Badai ; lekuk angin menghampiri petangku yang kalap

           Cemas; apa yang hendak tubuhmu katakan ? akankah kau mencaci angin yang menemani ? atau meninju resah yang berdiri angkuh di hadapanmu ?

           Badai ; ku kira hujan akan lebih bisa menerka apa yang di rasakan resah, hingga basah menjadi selimut meredam amarah,

           Cemas ; amarah memang bisa menyeretmu, dalam kubang angkara murka tanpa jeda, tapi bukankah tak apa sesekali merasa amarah ? jika ada hal yang ingin kau caci, sebaiknya sampaikan saja pada angin, sampai segala kecamuk dalam hati benar – benar terbawa bersamanya.
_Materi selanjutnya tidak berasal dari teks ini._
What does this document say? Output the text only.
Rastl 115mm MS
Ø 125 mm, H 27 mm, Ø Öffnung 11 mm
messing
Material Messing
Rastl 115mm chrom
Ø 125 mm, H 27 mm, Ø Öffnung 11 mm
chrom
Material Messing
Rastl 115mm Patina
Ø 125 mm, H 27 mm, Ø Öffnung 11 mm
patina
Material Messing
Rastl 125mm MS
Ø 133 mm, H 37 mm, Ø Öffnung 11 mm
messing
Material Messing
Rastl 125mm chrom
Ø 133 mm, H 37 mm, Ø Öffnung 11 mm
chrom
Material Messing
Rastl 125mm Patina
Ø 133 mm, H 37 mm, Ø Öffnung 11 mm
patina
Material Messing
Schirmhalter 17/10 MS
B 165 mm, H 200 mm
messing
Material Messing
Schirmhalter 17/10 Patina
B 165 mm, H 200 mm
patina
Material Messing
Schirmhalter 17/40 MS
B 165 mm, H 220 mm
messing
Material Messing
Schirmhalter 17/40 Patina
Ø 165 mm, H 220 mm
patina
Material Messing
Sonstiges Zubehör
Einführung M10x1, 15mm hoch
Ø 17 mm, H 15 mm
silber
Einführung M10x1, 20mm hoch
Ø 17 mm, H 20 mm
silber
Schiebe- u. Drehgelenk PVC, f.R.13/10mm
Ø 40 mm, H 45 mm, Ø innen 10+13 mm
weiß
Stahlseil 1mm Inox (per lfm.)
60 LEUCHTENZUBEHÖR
           Badai ; mengapa juni harus basah dan resah, mengapa kita tidak kunjung jua menjadi rekah, sesulit itukah menyelam rindu di ujung waktu,

           Cemas ; kita juga tidak mengerti, mengapa Sapardi menulis puisi hujan bulan juni, akupun tak mengerti kenapa, memilih merayakan kesedihan dengan puisi di bulan Juni, tapi perihal rindu, memang tidak ada hal yang lebih sulit selain itu.
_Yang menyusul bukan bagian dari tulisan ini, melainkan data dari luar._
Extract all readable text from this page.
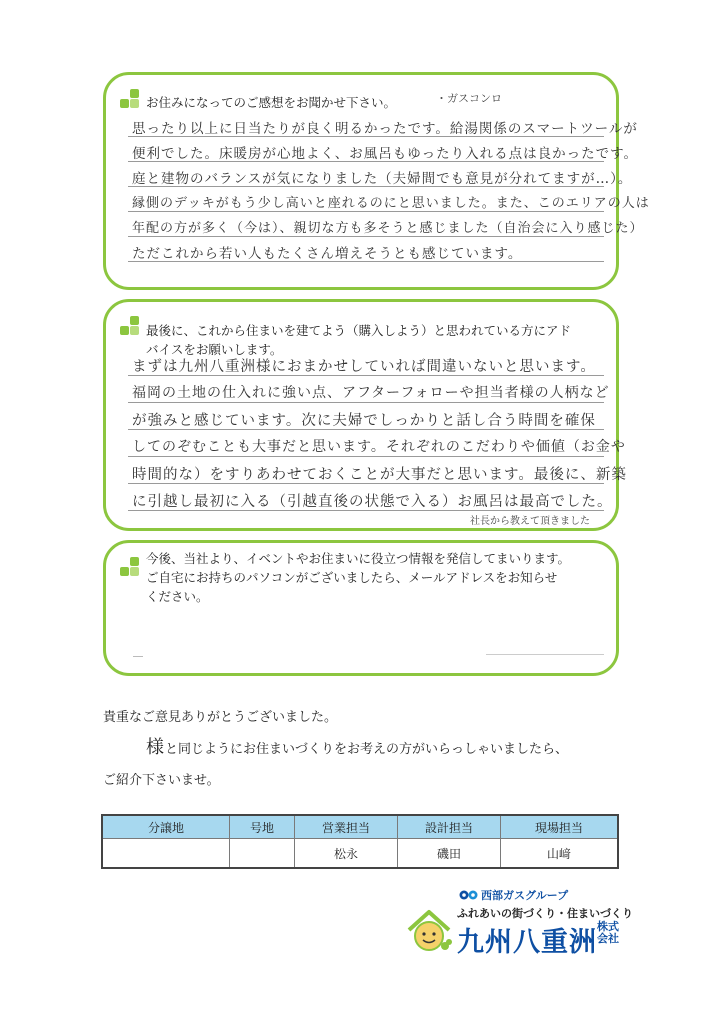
お住みになってのご感想をお聞かせ下さい。	・ガスコンロ
思ったり以上に日当たりが良く明るかったです。給湯関係のスマートツールが
便利でした。床暖房が心地よく、お風呂もゆったり入れる点は良かったです。
庭と建物のバランスが気になりました（夫婦間でも意見が分れてますが…）。
縁側のデッキがもう少し高いと座れるのにと思いました。また、このエリアの人は
年配の方が多く（今は）、親切な方も多そうと感じました（自治会に入り感じた）
ただこれから若い人もたくさん増えそうとも感じています。
最後に、これから住まいを建てよう（購入しよう）と思われている方にアド
バイスをお願いします。
まずは九州八重洲様におまかせしていれば間違いないと思います。
福岡の土地の仕入れに強い点、アフターフォローや担当者様の人柄など
が強みと感じています。次に夫婦でしっかりと話し合う時間を確保
してのぞむことも大事だと思います。それぞれのこだわりや価値（お金や
時間的な）をすりあわせておくことが大事だと思います。最後に、新築
に引越し最初に入る（引越直後の状態で入る）お風呂は最高でした。
社長から教えて頂きました
今後、当社より、イベントやお住まいに役立つ情報を発信してまいります。
ご自宅にお持ちのパソコンがございましたら、メールアドレスをお知らせ
ください。
貴重なご意見ありがとうございました。
様 と同じようにお住まいづくりをお考えの方がいらっしゃいましたら、
ご紹介下さいませ。
分譲地	号地	営業担当	設計担当	現場担当
		松永	磯田	山﨑
西部ガスグループ
ふれあいの街づくり・住まいづくり
九州八重洲
株式
会社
           Badai ; kuharap angin, bisa saling merindu Bersama hujan dan juga dirimu.

 

07 Juni 2022

           Badai ; okeee, kita lemparkan saja persoalan paus pada langit, biar mereka menikmati kesepiannya. Coba kita lihat ke bumi, siapa yang paling kesepian ? pak Sapardi ?

           Cemas ; Sapardi tidak mungkin kesepian, karena anak – anak puisinya sedang bermain Bersama di pemakaman. Artinya, sekarang hanya pertandingan, apakah kau atau aku yang paling kesepian ?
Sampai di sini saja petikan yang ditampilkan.